Braeburn House is a building that's seen a lot of New Zealand according to its owners.
"I think half of Whanganui's been through it, knows the building or knows somebody that's lived here. And, of course, half the country stayed here and know all about it," said Brad L'Huillier.
There is much speculation as to how much Braeburn House will sell for and who will buy it. The riverside manse sits proudly overlooking Whanganui and the river, with nothing else in the wider area to compare it to. The building, originally built as a private hotel, is unique in its size and situation.
Twins Brad and Mel L'Huillier bought it in 1987 when they were in their late 20s.
"It was fully tenanted," said Brad. "But it was like most of the town in those days - nobody really appreciated the heritage buildings. And you had to have an eye on what you wanted to do with it. For us it was to restore it back to what it was originally - the open verandahs and have a community of people who just wanted to be here and loved it."
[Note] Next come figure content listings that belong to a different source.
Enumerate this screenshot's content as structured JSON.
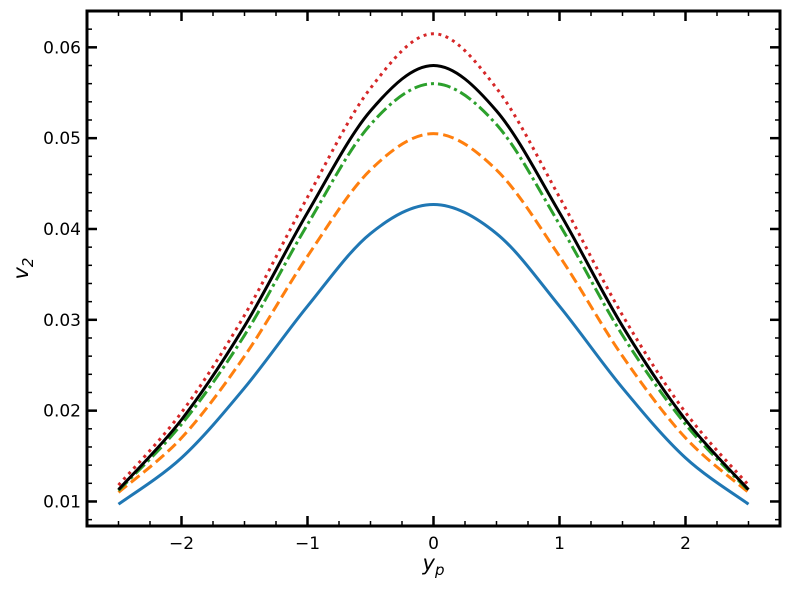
{
  "chart_data": {
    "type": "line",
    "xlabel": "y",
    "xlabel_sub": "p",
    "ylabel": "v",
    "ylabel_sub": "2",
    "xlim": [
      -2.75,
      2.75
    ],
    "ylim": [
      0.0073,
      0.064
    ],
    "x_ticks": [
      -2,
      -1,
      0,
      1,
      2
    ],
    "x_tick_labels": [
      "−2",
      "−1",
      "0",
      "1",
      "2"
    ],
    "y_ticks": [
      0.01,
      0.02,
      0.03,
      0.04,
      0.05,
      0.06
    ],
    "y_tick_labels": [
      "0.01",
      "0.02",
      "0.03",
      "0.04",
      "0.05",
      "0.06"
    ],
    "grid": false,
    "series": [
      {
        "color": "#1f77b4",
        "dash": "solid",
        "x": [
          -2.5,
          -2.0,
          -1.5,
          -1.0,
          -0.5,
          0.0,
          0.5,
          1.0,
          1.5,
          2.0,
          2.5
        ],
        "y": [
          0.0097,
          0.0148,
          0.0225,
          0.0315,
          0.0395,
          0.0427,
          0.0395,
          0.0315,
          0.0225,
          0.0148,
          0.0097
        ]
      },
      {
        "color": "#ff7f0e",
        "dash": "dashed",
        "x": [
          -2.5,
          -2.0,
          -1.5,
          -1.0,
          -0.5,
          0.0,
          0.5,
          1.0,
          1.5,
          2.0,
          2.5
        ],
        "y": [
          0.011,
          0.017,
          0.026,
          0.037,
          0.0465,
          0.0505,
          0.0465,
          0.037,
          0.026,
          0.017,
          0.011
        ]
      },
      {
        "color": "#2ca02c",
        "dash": "dashdot",
        "x": [
          -2.5,
          -2.0,
          -1.5,
          -1.0,
          -0.5,
          0.0,
          0.5,
          1.0,
          1.5,
          2.0,
          2.5
        ],
        "y": [
          0.0112,
          0.0185,
          0.0283,
          0.0405,
          0.0515,
          0.056,
          0.0515,
          0.0405,
          0.0283,
          0.0185,
          0.0112
        ]
      },
      {
        "color": "#000000",
        "dash": "solid",
        "x": [
          -2.5,
          -2.0,
          -1.5,
          -1.0,
          -0.5,
          0.0,
          0.5,
          1.0,
          1.5,
          2.0,
          2.5
        ],
        "y": [
          0.0113,
          0.019,
          0.0293,
          0.0418,
          0.053,
          0.058,
          0.053,
          0.0418,
          0.0293,
          0.019,
          0.0113
        ]
      },
      {
        "color": "#d62728",
        "dash": "dotted",
        "x": [
          -2.5,
          -2.0,
          -1.5,
          -1.0,
          -0.5,
          0.0,
          0.5,
          1.0,
          1.5,
          2.0,
          2.5
        ],
        "y": [
          0.0118,
          0.0198,
          0.0305,
          0.0435,
          0.0555,
          0.0615,
          0.0555,
          0.0435,
          0.0305,
          0.0198,
          0.0118
        ]
      }
    ]
  }
}
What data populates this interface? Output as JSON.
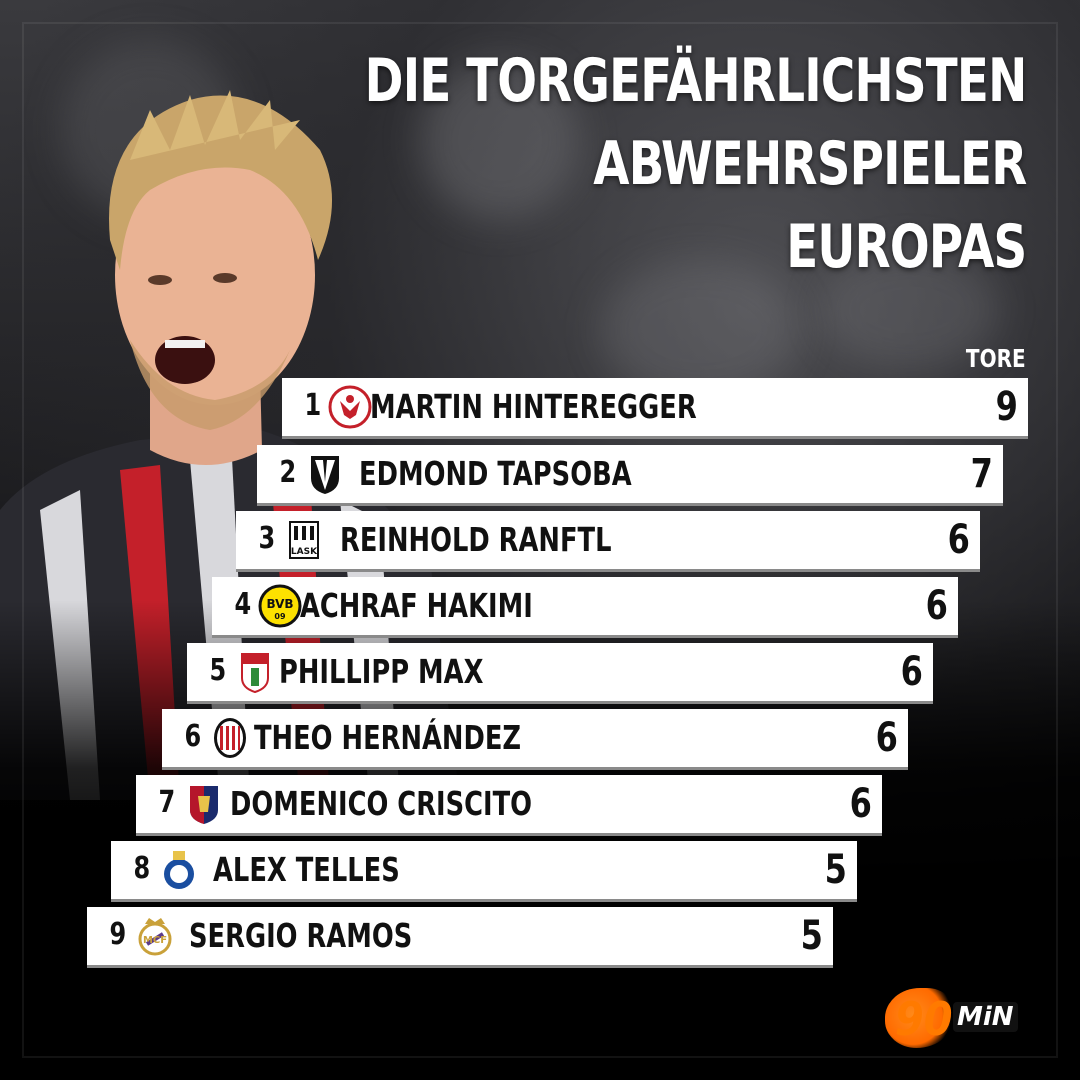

The pair spent the first five years restoring it back to its original glory after various modifications. Some of the grand building's windows had been boarded up and balconies enclosed.
"It got taken over during the war years as a tactical school for officers, and that is when they closed in these wooden verandahs to make more bedrooms," Brad said.
"I'm not sure how long they were in here but after that I think it became a bed-and-breakfast. A lady called Ester ran it for quite a few years and then it wasn't until the 60s when John Johnston, a retired school inspector, bought it as a retirement hobby and turned it into units."
Brad would like to know more about the building's early history but thinks it's unlikely as it was commissioned more than a century ago by an unusual bunch of entrepreneurs.
"A syndicate of journalists from the Chronicle office apparently," said Brad. "Someone must've had a bright idea and they must've obviously needed a private hotel in Whanganui. And this would've been the newest one because when you look at the photos you can see the tall ships tied up outside on the river here.
"And it was a booming town. That was the only way to get to the central North Island, you had to go up the Whanganui River."
With the major work done, the twins are putting the finishing touches on the building. Unlike some older buildings, it meets modern standards for earthquake and fire.
"It was built as a fireproof building, which is an amazing thing," he said. "In those days, because a lot of the old wooden hotels, they had a problem with a lot of people smoking and fire was a major hazard. It's all little compartments and the ceilings are fireproof."